Chi provoca “distruzione o deturpamento di bellezze naturali” con costruzioni, demolizioni, rischia solo qualche migliaio di euro di multa (da 1.032 a 6.197); non è previsto il reato di cava abusiva, e intanto scompaiono intere montagne.

Eppure le cifre rese note da Legambiente parlano di un fenomeno vastissimo: «negli ultimi 12 anni, le violazioni alle normative ambientali accertate dalle forze dell’ordine sono state ben 321.034, altrettanto alto il numero delle persone denunciate e arrestate, 215.679 e i sequestri 68.067. I clan criminali coinvolti nell’illegalità ambientale sono 202, coprendo l’intero territorio nazionale. Il 41% delle infrazioni accertate dal 1994 ad oggi si concentra nelle quattro regioni a tradizionale presenza mafiosa: Sicilia, Calabria, Puglia e Campania». E le organizzazioni criminali hanno trovato nel ciclo dei rifiuti e del cemento una grande occasione di accumulazione di capitali, di riciclaggio e di controllo del territorio.

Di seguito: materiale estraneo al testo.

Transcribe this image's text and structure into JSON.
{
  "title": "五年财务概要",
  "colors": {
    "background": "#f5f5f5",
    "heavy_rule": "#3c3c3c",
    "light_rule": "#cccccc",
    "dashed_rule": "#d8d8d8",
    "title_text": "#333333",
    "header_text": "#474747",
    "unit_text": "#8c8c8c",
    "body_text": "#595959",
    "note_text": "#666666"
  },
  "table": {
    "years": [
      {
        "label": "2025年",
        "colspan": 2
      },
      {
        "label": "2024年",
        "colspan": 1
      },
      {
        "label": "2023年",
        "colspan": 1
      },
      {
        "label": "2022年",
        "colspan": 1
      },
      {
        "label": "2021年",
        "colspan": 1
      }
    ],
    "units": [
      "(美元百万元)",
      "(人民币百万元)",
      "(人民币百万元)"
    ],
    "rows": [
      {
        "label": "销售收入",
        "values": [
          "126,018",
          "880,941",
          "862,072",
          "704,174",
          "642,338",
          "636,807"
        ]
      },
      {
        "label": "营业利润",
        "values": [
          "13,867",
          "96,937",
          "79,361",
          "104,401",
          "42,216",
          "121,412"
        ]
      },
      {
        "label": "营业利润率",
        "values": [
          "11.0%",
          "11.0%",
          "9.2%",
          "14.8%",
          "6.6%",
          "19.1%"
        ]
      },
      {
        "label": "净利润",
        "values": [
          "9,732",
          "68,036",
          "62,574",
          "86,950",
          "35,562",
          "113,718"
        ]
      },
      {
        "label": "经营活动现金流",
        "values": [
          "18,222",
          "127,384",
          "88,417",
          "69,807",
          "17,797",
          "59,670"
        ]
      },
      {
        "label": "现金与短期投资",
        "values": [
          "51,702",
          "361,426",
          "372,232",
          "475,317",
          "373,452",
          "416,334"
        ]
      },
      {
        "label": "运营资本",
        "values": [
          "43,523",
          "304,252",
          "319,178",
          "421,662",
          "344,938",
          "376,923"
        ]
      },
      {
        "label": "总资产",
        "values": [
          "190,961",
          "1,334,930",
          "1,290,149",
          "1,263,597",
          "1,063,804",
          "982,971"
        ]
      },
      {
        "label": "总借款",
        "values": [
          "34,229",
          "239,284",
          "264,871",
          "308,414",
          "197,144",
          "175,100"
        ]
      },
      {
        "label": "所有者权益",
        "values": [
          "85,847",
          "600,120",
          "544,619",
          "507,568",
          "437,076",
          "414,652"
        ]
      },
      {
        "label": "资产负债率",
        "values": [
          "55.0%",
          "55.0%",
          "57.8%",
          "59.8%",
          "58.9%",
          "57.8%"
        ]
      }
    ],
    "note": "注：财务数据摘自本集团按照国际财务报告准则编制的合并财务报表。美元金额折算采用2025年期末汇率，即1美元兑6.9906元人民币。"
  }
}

Sono 25.967 le infrazioni nel ciclo dei rifiuti accertate dalle Forze dell’ordine, con 7.613 e ben il 38% delle illegalità si concentra nelle solite quattro regioni.

Dal 1994 ad oggi sono stati accertate 70.150 infrazioni relative al ciclo del cemento, con 9.251sequestri, con sfruttamento abusivo di cave e greti di corsi d’acqua per il materiali di produzione del calcestruzzo. Anche qui il 44% dei reati si concentra nelle quattro regioni a tradizionale presenza mafiosa. .
E che dire dell’assenza nella legislazione del reato di furto di opere d’arte?. Il furto dal sottosuolo è punito come furto semplice, mentre lo scavo clandestino è sanzionato come una banale contravvenzione; subentra l’aggravante esclusivamente in caso di scavo autorizzato. Eppure secondo il comando dei carabinieri tutela patrimonio culturale il danno arrecato ogni anno al nostro Paese con i furti d’arte ammonta a circa 155 milioni di euro, senza contare il mercato clandestino dei reperti archeologici ed artistici.
«L’introduzione di questi reati nel codice penale è un atto dovuto – ha detto Enrico Fontana - per tutti quei cittadini che subiscono le conseguenze dei fenomeni di criminalità ambientale, per l’autorità giudiziaria e le forze dell’ordine impegnate nella persecuzione di reati gravi, pur non avendo gli strumenti adeguati per farlo; per tutte quelle imprese che investono nella qualità dei processi produttivi, nell’innovazione tecnologica, nel rispetto dell’ambiente e della legalità, costrette a fronteggiare una concorrenza sleale e impunita».